DENİZ HAREKÂTININ GEREKÇESİ
Müttefikler cenahındaki gerek siyasî liderlerin gerekse de Batı Cephesi’ndeki komutanların, Ekim 1914 ayından sonra Batı Cephesi’nin kilitlenmiş olması nedeniyle bu cephede dolaysız tutumla [1] sonuç alınmasına ilişkin ümitleri gittikçe azalmıştır. Nitekim 7 Ocak 1915 tarihinde Savaş Bakanı Lord Kitchener, Batı Cephesi’ndeki İngiliz Sefer Kuvvetinin Komutanı Mareşal John French’e yazdığı mesajda Fransa’daki Alman mevzilerinin taarruzla ele geçirilemeyecek ve tam olarak da kuşatılamayacak bir kale olarak kabul edilebileceğini, bu durumda bu mevziler karşısında tutunabilecek kuvvetler bırakılarak, asıl harekâtın başka yerlerde sürdürülebileceğini belirtiyordu. Churchill de benzer şekilde düşünüyordu. Düşman ittifakının bir bütün olarak dikkate alınması gerektiği üzerinde duran Churchill, modern sahadaki gelişmelerin mesafe ve hareket kabiliyeti ile ilgili ana fikirleri değiştirdiğini, bunun bir sonucu olarak başka bir muhârebe ve harekât alanında vurulan bir darbenin düşmanın stratejik yanına vurulmuş gibi kabul edileceğini, bu çerçevede kesin sonucun alınacağı sanılan Batı Cephesi yerine diğer cephelerin de alternatif hâline geldiğini, böylesi bir yaklaşımın İngiltere’nin geleneksel amfibi stratejisine de uygun düştüğünü, böylece İngiltere’nin o zamana değin ihmâl edilmiş olan deniz gücünün sağlayacağı askerî avantajdan yararlanmanın mümkün olacağını düşünüyordu. Maliye Bakanı Lloyd George da İngiliz kuvvetlerinin büyük kısmının, Merkezî Devletler’in arka kapısına ulaştıracak bir yol olmak üzere Balkanlara kaydırılması fikrini savunmaktaydı. Dönemin Paris Askerî Valisi General Joseph Simon Gallieni de Yunanistan ve Bulgaristan’ı Fransız kuvvetlerine katılmaya teşvik edecek derecede kuvvetli bir ordu ile, İstanbul’a ilerlemek için bir hareket noktası olarak Selanik’e bir çıkarma yapılmasını teklif etmişti. İstanbul ele geçirildikten sonra, bunu, Romenler ile işbirliği hâlinde Tuna’ya (Avusturya-Macaristan içine) doğru bir ileri harekât izleyecekti. Bu teklif, savaşın (1918 yılındaki) son aylarında Müttefikler tarafından fiilen uygulanan hareket tarzına benzemekteydi.

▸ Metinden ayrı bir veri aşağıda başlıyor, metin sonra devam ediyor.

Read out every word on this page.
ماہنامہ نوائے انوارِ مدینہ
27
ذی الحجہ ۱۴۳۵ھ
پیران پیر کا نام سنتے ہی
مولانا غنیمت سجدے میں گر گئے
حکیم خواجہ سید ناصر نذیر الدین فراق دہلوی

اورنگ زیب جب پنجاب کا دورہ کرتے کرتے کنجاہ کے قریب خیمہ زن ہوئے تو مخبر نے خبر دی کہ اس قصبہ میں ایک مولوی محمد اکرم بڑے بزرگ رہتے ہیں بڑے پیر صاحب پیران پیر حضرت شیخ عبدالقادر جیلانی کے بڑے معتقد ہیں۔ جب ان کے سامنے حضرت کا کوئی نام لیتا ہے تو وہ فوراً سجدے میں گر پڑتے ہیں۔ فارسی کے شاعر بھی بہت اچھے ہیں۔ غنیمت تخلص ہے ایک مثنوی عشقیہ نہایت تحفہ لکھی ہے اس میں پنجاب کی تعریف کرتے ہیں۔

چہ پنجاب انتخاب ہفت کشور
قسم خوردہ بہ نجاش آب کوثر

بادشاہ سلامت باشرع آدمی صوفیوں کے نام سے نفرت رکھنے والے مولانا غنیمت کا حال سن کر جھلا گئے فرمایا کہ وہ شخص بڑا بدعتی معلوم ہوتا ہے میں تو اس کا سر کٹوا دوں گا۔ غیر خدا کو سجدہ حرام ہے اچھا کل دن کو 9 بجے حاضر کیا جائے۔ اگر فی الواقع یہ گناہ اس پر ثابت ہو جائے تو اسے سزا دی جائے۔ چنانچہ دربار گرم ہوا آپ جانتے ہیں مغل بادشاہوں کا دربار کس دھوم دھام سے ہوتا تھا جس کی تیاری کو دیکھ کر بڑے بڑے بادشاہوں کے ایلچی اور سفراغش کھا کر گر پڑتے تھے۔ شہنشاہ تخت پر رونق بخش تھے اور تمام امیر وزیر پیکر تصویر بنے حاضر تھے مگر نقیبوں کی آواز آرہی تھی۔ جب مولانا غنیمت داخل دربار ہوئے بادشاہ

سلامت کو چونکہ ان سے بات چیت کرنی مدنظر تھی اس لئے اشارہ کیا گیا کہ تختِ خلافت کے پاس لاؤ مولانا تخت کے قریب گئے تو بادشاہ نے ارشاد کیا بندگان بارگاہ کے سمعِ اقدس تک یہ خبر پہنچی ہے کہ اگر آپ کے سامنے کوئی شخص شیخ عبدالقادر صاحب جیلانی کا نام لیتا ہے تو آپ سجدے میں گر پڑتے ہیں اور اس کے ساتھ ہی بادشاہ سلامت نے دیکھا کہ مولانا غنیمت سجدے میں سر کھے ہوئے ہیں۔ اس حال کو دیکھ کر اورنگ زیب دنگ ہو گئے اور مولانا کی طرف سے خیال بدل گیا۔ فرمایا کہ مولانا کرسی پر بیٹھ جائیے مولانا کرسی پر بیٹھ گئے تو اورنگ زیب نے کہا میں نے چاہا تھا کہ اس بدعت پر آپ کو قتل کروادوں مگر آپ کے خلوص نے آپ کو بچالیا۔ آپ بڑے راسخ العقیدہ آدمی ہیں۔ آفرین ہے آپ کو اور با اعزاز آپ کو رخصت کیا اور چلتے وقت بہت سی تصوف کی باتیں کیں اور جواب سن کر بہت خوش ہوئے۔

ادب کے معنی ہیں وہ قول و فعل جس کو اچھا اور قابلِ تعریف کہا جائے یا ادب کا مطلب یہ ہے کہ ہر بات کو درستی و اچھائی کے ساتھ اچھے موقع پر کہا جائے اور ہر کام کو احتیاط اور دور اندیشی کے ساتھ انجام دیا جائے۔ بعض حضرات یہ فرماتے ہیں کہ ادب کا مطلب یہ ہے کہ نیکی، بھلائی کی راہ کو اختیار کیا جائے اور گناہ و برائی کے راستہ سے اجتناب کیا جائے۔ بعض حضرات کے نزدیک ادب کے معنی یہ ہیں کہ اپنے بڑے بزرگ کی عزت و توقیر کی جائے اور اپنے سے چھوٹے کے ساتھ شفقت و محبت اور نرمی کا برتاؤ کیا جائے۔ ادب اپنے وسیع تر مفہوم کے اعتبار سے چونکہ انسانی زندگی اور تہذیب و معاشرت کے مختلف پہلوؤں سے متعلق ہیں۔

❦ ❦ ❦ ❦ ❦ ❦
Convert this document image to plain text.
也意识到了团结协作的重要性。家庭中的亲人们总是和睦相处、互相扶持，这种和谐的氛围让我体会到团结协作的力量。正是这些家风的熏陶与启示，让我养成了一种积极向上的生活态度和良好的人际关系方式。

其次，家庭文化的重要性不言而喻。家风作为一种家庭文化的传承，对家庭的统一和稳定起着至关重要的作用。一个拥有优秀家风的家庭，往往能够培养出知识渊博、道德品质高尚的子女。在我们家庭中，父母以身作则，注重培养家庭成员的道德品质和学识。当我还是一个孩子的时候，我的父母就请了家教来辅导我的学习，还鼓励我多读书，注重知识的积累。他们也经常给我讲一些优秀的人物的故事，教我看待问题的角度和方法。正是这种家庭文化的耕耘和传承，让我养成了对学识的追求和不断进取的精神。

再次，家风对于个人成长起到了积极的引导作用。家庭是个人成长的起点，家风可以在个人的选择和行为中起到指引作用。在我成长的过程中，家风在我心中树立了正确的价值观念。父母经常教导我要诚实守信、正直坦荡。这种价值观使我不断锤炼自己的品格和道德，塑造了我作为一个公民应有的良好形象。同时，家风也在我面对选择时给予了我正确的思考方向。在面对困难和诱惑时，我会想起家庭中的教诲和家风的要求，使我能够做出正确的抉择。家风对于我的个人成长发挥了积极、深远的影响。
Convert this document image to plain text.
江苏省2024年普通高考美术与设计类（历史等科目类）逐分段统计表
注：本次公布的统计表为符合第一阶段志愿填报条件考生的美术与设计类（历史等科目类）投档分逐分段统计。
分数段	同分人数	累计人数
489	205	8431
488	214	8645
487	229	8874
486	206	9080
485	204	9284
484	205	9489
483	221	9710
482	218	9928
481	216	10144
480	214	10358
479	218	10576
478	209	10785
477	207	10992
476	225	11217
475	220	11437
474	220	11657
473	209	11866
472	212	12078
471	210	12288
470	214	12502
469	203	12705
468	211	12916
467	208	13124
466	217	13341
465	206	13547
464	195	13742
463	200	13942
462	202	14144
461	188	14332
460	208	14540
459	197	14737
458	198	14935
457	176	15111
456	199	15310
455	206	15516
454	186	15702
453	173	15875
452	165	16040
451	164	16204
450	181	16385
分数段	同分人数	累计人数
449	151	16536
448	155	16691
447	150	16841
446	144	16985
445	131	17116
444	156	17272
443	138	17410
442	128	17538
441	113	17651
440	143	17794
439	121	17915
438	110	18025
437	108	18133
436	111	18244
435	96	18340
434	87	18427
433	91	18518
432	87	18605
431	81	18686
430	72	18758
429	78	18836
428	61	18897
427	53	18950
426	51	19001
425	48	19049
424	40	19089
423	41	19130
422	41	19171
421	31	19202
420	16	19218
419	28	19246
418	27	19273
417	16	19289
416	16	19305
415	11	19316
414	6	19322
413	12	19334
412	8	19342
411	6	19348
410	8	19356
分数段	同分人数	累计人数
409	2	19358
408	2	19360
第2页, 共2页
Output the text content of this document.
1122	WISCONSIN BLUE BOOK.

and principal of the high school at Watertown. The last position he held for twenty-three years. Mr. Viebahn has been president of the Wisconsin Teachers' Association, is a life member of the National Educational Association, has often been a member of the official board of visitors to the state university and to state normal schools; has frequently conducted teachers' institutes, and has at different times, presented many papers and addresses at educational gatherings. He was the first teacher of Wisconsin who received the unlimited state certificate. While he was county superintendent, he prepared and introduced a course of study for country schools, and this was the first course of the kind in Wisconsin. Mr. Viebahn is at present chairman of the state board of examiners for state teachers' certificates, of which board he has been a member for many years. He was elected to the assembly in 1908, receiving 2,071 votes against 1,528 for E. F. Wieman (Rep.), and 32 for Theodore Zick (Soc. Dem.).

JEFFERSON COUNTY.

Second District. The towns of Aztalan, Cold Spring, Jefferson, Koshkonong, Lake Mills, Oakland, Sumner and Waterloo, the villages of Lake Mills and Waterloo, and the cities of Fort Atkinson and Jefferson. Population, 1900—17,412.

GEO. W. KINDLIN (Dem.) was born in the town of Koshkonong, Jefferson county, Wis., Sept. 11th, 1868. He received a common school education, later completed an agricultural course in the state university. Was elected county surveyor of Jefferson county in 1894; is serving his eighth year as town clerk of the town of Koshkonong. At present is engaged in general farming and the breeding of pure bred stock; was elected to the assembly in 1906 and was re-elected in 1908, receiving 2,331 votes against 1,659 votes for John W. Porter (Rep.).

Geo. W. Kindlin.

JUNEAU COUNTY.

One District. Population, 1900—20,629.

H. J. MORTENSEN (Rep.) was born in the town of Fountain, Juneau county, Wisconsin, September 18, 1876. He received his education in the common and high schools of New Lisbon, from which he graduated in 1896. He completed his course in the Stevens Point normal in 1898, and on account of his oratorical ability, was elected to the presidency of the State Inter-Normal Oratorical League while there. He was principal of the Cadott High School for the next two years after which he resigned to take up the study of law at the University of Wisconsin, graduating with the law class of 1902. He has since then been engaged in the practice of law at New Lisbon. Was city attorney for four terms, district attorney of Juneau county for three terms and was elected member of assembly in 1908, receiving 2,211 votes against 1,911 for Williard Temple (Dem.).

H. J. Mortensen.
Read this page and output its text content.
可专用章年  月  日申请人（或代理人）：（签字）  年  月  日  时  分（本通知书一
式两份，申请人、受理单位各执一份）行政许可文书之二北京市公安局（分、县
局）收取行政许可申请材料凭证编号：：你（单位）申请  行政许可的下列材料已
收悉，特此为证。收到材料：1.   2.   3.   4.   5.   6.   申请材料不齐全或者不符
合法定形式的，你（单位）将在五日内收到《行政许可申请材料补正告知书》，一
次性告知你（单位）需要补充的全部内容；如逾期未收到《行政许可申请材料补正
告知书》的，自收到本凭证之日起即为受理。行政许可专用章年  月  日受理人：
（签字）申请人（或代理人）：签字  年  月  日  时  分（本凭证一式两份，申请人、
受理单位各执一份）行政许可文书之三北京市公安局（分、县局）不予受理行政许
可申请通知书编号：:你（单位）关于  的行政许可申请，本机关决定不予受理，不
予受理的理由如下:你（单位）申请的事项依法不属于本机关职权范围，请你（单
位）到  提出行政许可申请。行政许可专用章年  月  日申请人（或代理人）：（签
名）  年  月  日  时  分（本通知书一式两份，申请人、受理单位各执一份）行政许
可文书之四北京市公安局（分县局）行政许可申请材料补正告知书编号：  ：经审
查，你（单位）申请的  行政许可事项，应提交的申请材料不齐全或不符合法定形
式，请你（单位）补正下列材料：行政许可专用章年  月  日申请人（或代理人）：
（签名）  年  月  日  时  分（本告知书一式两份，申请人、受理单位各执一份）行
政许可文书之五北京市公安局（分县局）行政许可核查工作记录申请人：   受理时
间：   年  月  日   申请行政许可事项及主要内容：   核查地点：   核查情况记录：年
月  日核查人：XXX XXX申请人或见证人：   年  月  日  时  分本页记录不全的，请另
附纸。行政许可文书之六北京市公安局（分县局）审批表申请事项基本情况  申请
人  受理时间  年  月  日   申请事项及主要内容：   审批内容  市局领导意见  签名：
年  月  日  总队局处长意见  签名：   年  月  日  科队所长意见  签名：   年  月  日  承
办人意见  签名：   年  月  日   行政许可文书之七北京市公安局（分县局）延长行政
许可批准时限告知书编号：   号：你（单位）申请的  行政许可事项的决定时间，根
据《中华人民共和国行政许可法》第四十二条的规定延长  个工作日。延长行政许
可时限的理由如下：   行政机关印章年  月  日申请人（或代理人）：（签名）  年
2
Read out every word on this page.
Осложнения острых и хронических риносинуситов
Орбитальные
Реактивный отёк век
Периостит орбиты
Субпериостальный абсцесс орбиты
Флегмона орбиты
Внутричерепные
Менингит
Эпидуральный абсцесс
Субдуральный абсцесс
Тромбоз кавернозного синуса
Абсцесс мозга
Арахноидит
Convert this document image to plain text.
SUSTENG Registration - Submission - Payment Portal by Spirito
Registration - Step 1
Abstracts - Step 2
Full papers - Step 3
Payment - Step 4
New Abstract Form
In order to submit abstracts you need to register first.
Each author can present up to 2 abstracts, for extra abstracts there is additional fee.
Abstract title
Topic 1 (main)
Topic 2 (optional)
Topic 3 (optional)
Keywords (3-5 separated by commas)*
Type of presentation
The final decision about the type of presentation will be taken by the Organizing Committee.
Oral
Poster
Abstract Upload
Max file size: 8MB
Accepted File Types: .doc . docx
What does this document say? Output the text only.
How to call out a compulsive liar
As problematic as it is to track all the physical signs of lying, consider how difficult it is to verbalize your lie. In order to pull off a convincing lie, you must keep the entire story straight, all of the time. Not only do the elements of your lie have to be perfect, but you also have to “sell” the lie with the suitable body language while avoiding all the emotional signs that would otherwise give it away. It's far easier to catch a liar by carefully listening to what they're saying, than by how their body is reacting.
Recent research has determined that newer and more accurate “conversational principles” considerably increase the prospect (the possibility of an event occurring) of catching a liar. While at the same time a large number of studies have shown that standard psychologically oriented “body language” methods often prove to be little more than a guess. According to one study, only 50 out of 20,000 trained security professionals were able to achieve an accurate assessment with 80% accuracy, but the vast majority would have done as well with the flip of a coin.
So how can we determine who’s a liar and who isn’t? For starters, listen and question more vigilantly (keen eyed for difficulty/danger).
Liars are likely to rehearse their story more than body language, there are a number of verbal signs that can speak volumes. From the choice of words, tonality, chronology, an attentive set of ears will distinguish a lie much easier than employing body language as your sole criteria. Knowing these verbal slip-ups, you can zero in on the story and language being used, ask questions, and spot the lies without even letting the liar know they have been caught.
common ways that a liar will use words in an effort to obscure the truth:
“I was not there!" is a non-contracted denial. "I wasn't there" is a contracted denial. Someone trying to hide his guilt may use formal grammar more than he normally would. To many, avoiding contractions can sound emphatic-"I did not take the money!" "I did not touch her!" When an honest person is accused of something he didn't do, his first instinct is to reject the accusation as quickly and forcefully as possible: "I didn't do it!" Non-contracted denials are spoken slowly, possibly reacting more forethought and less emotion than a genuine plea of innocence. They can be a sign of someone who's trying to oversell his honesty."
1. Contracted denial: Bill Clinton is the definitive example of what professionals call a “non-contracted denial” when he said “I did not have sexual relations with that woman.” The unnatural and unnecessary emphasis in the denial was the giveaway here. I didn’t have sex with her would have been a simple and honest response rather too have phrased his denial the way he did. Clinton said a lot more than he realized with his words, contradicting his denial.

Bu gelişmelere paralel olarak Doğu Avrupa’da Alman Ordularının baskısında bulunan Ruslar, Doğu Anadolu’daki durumlarının da sıkışması üzerine 2 Ocak 1915 tarihinde İngiltere’ye başvurarak Osmanlı Devleti’nin başka bir yerde yapılacak kara ve deniz gösteri harekâtıyla meşgul edilmesini istemiştir. Bu öneriyi fırsat bilen İngiltere ve Fransa’nın, Çanakkale Boğazı’nın denizden zorlanarak geçilmesi hâlinde Çanakkale ve İstanbul Boğazlarını Ruslardan önce ve özellikle onların karışmasına meydan vermeden ele geçirmeleri mümkün olabilecekti. Bunun başarılması hâlinde ayrıca Alman askerî gücünün Orta Avrupa’dan tecridi ile Osmanlı Devleti’nin savaşta saf dışı bırakılması mümkün olabilecekti.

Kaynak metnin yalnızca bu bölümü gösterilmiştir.